F reorganizations add restructuring flexibility

Ruling addresses separation of operating businesses in corporate group


An F reorganization is 'mere change in identity, form, or place of organization of one corporation' (Reg. section 368(a)(1)(F)). By itself, an F reorganization might not accomplish much from a tax perspective. Combined with other steps, however, F reorganizations can help corporations improve their restructuring results.

A recent private letter ruling, PLR 201611015, illustrates this type of combination. The ruling involved a publicly traded corporation, which we will call Old F. It was engaged in two business segments, Business A and Business B.  

Old F’s restructuring separated the Business A and Business B assets. It combined an F reorganization and subsequent restructuring. The F reorganization involved a merger that essentially replaced the old parent corporation, Old F, with a new one that we will call New F.  Old F became a subsidiary of the New F and then converted to a limited liability company (LLC).

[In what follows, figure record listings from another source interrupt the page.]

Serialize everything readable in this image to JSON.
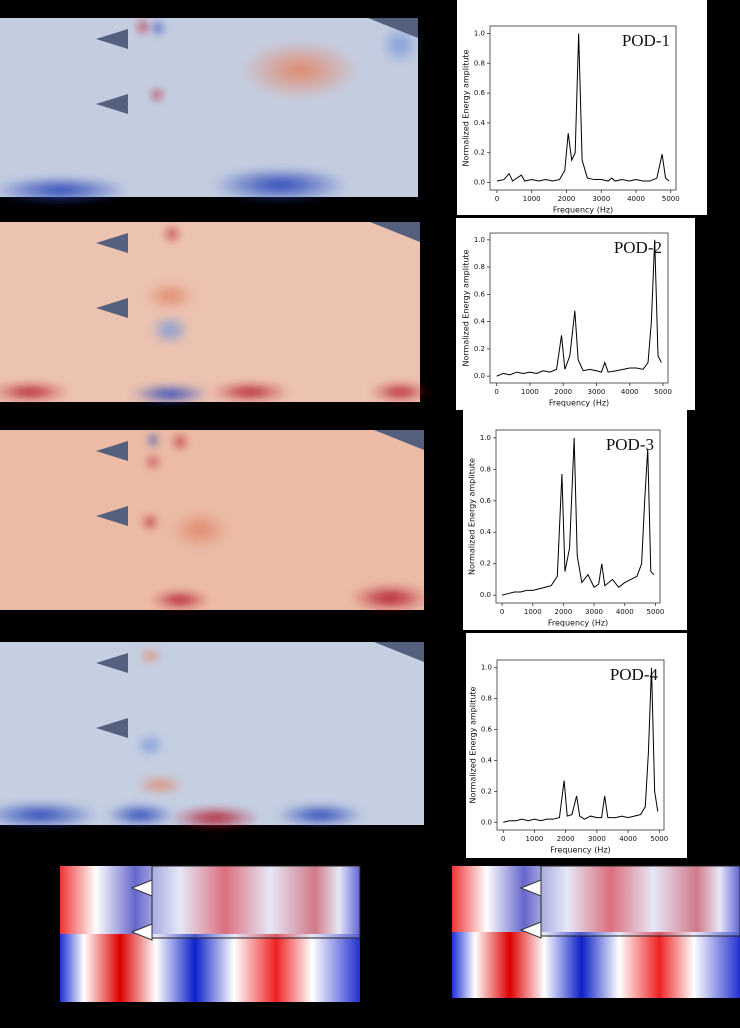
{
  "chart_data": [
    {
      "type": "line",
      "title": "POD-1",
      "x_label": "Frequency (Hz)",
      "y_label": "Normalized Energy amplitute",
      "x": [
        0,
        200,
        350,
        450,
        700,
        800,
        1000,
        1200,
        1400,
        1600,
        1800,
        1950,
        2050,
        2150,
        2250,
        2350,
        2450,
        2600,
        2800,
        3000,
        3200,
        3300,
        3400,
        3600,
        3800,
        4000,
        4200,
        4400,
        4600,
        4750,
        4850,
        4950
      ],
      "series": [
        {
          "color": "#000000",
          "values": [
            0.01,
            0.02,
            0.06,
            0.01,
            0.05,
            0.01,
            0.02,
            0.01,
            0.02,
            0.01,
            0.02,
            0.08,
            0.33,
            0.15,
            0.2,
            1.0,
            0.15,
            0.03,
            0.02,
            0.02,
            0.01,
            0.03,
            0.01,
            0.02,
            0.01,
            0.02,
            0.01,
            0.01,
            0.03,
            0.19,
            0.03,
            0.01
          ]
        }
      ],
      "xlim": [
        -200,
        5150
      ],
      "ylim": [
        -0.05,
        1.05
      ],
      "xticks": [
        0,
        1000,
        2000,
        3000,
        4000,
        5000
      ],
      "yticks": [
        {
          "value": 0,
          "label": "0.0"
        },
        0.2,
        0.4,
        0.6,
        0.8,
        {
          "value": 1,
          "label": "1.0"
        }
      ]
    },
    {
      "type": "line",
      "title": "POD-2",
      "x_label": "Frequency (Hz)",
      "y_label": "Normalized Energy amplitute",
      "x": [
        0,
        200,
        400,
        600,
        800,
        1000,
        1200,
        1400,
        1600,
        1800,
        1950,
        2050,
        2200,
        2350,
        2450,
        2600,
        2800,
        3000,
        3150,
        3250,
        3350,
        3600,
        3800,
        4000,
        4200,
        4400,
        4550,
        4650,
        4750,
        4850,
        4950
      ],
      "series": [
        {
          "color": "#000000",
          "values": [
            0.0,
            0.02,
            0.01,
            0.03,
            0.02,
            0.03,
            0.02,
            0.04,
            0.03,
            0.05,
            0.3,
            0.05,
            0.15,
            0.48,
            0.12,
            0.04,
            0.05,
            0.04,
            0.03,
            0.1,
            0.03,
            0.04,
            0.05,
            0.06,
            0.06,
            0.05,
            0.1,
            0.4,
            1.0,
            0.15,
            0.1
          ]
        }
      ],
      "xlim": [
        -200,
        5150
      ],
      "ylim": [
        -0.05,
        1.05
      ],
      "xticks": [
        0,
        1000,
        2000,
        3000,
        4000,
        5000
      ],
      "yticks": [
        {
          "value": 0,
          "label": "0.0"
        },
        0.2,
        0.4,
        0.6,
        0.8,
        {
          "value": 1,
          "label": "1.0"
        }
      ]
    },
    {
      "type": "line",
      "title": "POD-3",
      "x_label": "Frequency (Hz)",
      "y_label": "Normalized Energy amplitute",
      "x": [
        0,
        200,
        400,
        600,
        800,
        1000,
        1200,
        1400,
        1600,
        1800,
        1950,
        2050,
        2200,
        2350,
        2450,
        2600,
        2800,
        3000,
        3150,
        3250,
        3350,
        3600,
        3800,
        4000,
        4200,
        4400,
        4550,
        4650,
        4750,
        4850,
        4950
      ],
      "series": [
        {
          "color": "#000000",
          "values": [
            0.0,
            0.01,
            0.02,
            0.02,
            0.03,
            0.03,
            0.04,
            0.05,
            0.06,
            0.12,
            0.77,
            0.15,
            0.3,
            1.0,
            0.25,
            0.08,
            0.13,
            0.05,
            0.07,
            0.2,
            0.06,
            0.1,
            0.05,
            0.08,
            0.1,
            0.12,
            0.2,
            0.6,
            0.93,
            0.15,
            0.13
          ]
        }
      ],
      "xlim": [
        -200,
        5150
      ],
      "ylim": [
        -0.05,
        1.05
      ],
      "xticks": [
        0,
        1000,
        2000,
        3000,
        4000,
        5000
      ],
      "yticks": [
        {
          "value": 0,
          "label": "0.0"
        },
        0.2,
        0.4,
        0.6,
        0.8,
        {
          "value": 1,
          "label": "1.0"
        }
      ]
    },
    {
      "type": "line",
      "title": "POD-4",
      "x_label": "Frequency (Hz)",
      "y_label": "Normalized Energy amplitute",
      "x": [
        0,
        200,
        400,
        600,
        800,
        1000,
        1200,
        1400,
        1600,
        1800,
        1950,
        2050,
        2200,
        2350,
        2450,
        2600,
        2800,
        3000,
        3150,
        3250,
        3350,
        3600,
        3800,
        4000,
        4200,
        4400,
        4550,
        4650,
        4750,
        4850,
        4950
      ],
      "series": [
        {
          "color": "#000000",
          "values": [
            0.0,
            0.01,
            0.01,
            0.02,
            0.01,
            0.02,
            0.01,
            0.02,
            0.02,
            0.03,
            0.27,
            0.04,
            0.05,
            0.17,
            0.04,
            0.02,
            0.04,
            0.03,
            0.03,
            0.17,
            0.03,
            0.03,
            0.04,
            0.03,
            0.04,
            0.05,
            0.1,
            0.45,
            1.0,
            0.2,
            0.07
          ]
        }
      ],
      "xlim": [
        -200,
        5150
      ],
      "ylim": [
        -0.05,
        1.05
      ],
      "xticks": [
        0,
        1000,
        2000,
        3000,
        4000,
        5000
      ],
      "yticks": [
        {
          "value": 0,
          "label": "0.0"
        },
        0.2,
        0.4,
        0.6,
        0.8,
        {
          "value": 1,
          "label": "1.0"
        }
      ]
    }
  ]
}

This F reorganization is similar to an example in the regulations adopted in 2015 (Reg. section 1.368-2(m)(4), Ex. 5). Unlike the regulations’ example, however, PLR 201611015 involved reincorporating some of Old F’s assets (the Business B assets) in a second tier subsidiary. That second tier subsidiary was Old F, which was contributed to a first tier subsidiary of New F and then re-converted from an LLC to a corporation. The IRS held that this reincorporation of the Business B assets did not affect the F reorganization’s tax-free treatment.

At the end of the day, New F retained the Business A assets. The Business B assets, on the other hand, had moved to a new position in the corporate structure even though they were still held by the same legal entity as in the beginning (i.e., Old F, the former parent company).

Having continuous ownership of business assets in the same legal entity can be important. For example, asset transfers between entities may face obstacles such as license requirements and contractual restrictions. The ruling does not indicate whether Old F faced any of these obstacles. However, it does illustrate how F reorganizations can help corporations overcome legal restrictions when they arise.